Human rights workers, officials and advocates in El Salvador urged Catholic Church leaders on Tuesday to secure the records of the San Salvador Archdiocese’s human rights office the day after El Salvador Archbishop José Luis Escobar Sul ordered the office closed, according to Salvadoran news reports.

Since its founding in 1982, the human rights office, called Tutela Legal in Spanish, has been instrumental in investigating cases of human rights violations, including the murder on March 24, 1980 of Archbishop Óscar Romero and the El Mozote massacres in December 1981, where more than 800 men, women and children were slaughtered by an elite U.S.-trained anti-insurgency battalion.

El Salvador daily El Mundo said Tutela Legal possesses 80 percent of the documentation of human rights abuses in the country.

Other reports in Salvadoran newspapers did not mention the archbishop’s official reason for closing the office, and an official notification has not yet been made.

Human Rights Prosecutor David Morales, a government official, asked the church to ensure that historical records are properly preserved and protected.

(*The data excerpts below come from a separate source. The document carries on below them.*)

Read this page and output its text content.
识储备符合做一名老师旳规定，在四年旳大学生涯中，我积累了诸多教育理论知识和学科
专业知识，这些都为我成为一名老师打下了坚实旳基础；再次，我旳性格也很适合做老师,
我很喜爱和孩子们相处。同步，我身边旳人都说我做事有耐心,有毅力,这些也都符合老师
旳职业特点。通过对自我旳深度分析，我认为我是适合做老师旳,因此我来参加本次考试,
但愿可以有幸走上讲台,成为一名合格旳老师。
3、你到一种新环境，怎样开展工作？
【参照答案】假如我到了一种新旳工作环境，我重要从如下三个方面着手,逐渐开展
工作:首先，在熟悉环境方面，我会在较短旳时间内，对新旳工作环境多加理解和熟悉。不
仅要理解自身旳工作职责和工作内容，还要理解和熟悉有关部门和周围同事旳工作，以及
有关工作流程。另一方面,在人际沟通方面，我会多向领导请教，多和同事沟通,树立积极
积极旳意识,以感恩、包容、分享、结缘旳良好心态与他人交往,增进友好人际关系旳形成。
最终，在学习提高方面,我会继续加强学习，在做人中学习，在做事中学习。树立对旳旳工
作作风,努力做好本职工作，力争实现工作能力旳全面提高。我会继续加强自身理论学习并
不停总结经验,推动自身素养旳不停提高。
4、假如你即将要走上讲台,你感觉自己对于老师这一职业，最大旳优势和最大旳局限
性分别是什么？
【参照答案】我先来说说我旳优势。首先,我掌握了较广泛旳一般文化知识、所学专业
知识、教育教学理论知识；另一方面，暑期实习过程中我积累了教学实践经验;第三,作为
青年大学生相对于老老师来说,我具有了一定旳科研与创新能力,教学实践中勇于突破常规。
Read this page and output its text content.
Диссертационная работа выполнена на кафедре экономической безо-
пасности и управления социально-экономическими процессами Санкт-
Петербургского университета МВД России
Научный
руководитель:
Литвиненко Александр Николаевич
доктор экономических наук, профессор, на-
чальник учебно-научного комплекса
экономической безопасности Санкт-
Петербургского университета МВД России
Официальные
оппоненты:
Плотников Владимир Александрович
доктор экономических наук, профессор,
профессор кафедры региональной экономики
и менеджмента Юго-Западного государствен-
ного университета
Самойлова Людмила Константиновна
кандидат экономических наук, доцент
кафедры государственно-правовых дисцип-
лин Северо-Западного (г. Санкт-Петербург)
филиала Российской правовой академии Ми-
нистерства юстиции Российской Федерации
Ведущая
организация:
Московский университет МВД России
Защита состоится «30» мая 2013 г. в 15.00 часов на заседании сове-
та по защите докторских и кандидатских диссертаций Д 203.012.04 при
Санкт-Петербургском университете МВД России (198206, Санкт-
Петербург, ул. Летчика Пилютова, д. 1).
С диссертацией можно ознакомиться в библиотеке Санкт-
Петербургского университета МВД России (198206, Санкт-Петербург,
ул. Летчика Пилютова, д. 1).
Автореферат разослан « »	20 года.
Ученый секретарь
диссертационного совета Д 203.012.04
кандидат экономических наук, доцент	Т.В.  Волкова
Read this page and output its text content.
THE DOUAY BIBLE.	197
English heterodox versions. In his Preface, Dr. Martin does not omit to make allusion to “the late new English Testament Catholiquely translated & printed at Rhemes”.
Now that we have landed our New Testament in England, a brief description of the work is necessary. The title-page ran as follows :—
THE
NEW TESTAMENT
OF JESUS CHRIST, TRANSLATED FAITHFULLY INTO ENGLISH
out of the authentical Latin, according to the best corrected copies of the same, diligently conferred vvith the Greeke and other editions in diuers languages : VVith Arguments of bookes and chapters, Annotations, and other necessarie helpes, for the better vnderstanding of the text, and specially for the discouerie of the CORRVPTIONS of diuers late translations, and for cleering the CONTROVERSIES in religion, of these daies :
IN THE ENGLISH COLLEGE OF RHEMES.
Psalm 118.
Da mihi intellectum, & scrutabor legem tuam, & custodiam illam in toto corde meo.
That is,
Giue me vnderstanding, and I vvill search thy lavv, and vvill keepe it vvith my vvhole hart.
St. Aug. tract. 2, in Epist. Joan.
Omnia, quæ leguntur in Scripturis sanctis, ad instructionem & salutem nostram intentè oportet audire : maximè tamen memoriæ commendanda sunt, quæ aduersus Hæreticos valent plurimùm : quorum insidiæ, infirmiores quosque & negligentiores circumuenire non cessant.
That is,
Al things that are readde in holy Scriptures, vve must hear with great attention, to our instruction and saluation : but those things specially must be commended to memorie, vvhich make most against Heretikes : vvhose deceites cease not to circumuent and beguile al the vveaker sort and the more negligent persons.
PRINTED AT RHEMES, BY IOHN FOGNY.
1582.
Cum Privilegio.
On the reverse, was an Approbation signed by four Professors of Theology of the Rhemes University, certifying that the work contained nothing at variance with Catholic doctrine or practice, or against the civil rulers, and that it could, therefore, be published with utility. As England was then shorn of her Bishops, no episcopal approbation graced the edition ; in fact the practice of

“It has contributed to saving tens of thousands of lives and protecting thousands of people,” Morales told El Mundo, referring to Tutela Legal.

Tutela Legal Assistant Director Wilfredo Medrano told the online newspaper La Página that he lamented the decision to close the office and fire its 13 employees.

“The archbishop has made an irresponsible decision for Salvadoran society. He closed [the office] with locks, put up security doors and hired private security as if we were delinquents. … We have ended up like villains after working to defend and promote human rights in this country. The legacy of Archbishop Romero has been destroyed,” Medrano said.

Medrano added that church officials told him Tutela Legal “no longer had a reason for being” and therefore was being closed.

Benjamín Cuéllar, director of the Salvadoran-based Human Rights Institute of the Central American University, told El Mundo that the country’s attorney general should take charge of Tutela Legal’s files.

“I’ve heard the argument for closing, that it no longer had a reason for being, something that is completely false in a country where human rights continue to be violated,” Cuéllar said.

The church’s move comes shortly after the country’s Supreme Court agreed to hear a challenge to 1993’s Amnesty Law, which protects many of those accused of rights abuses committed during the decade-long civil war. It also comes a month after a report was released by the U.N. Truth Commission, established by the 1992 U.N.-brokered peace agreement that ended the war, which claimed some 75,000 lives.

The Truth Commission found that of the 7,000 human rights violations studied, 95 percent was attributed to the government or death squads linked to the government, and 5 percent was attributed to leftist guerrillas of the Farabundo Martí National Liberation Front.

Recently government officials have come under pressure to reverse amnesty. The San José, Costa Rica-based Inter-American Court of Human Rights recommended that amnesty be lifted in a ruling last December, finding the Salvadoran Army guilty of war crimes and crimes against humanity in the El Mozote massacre case.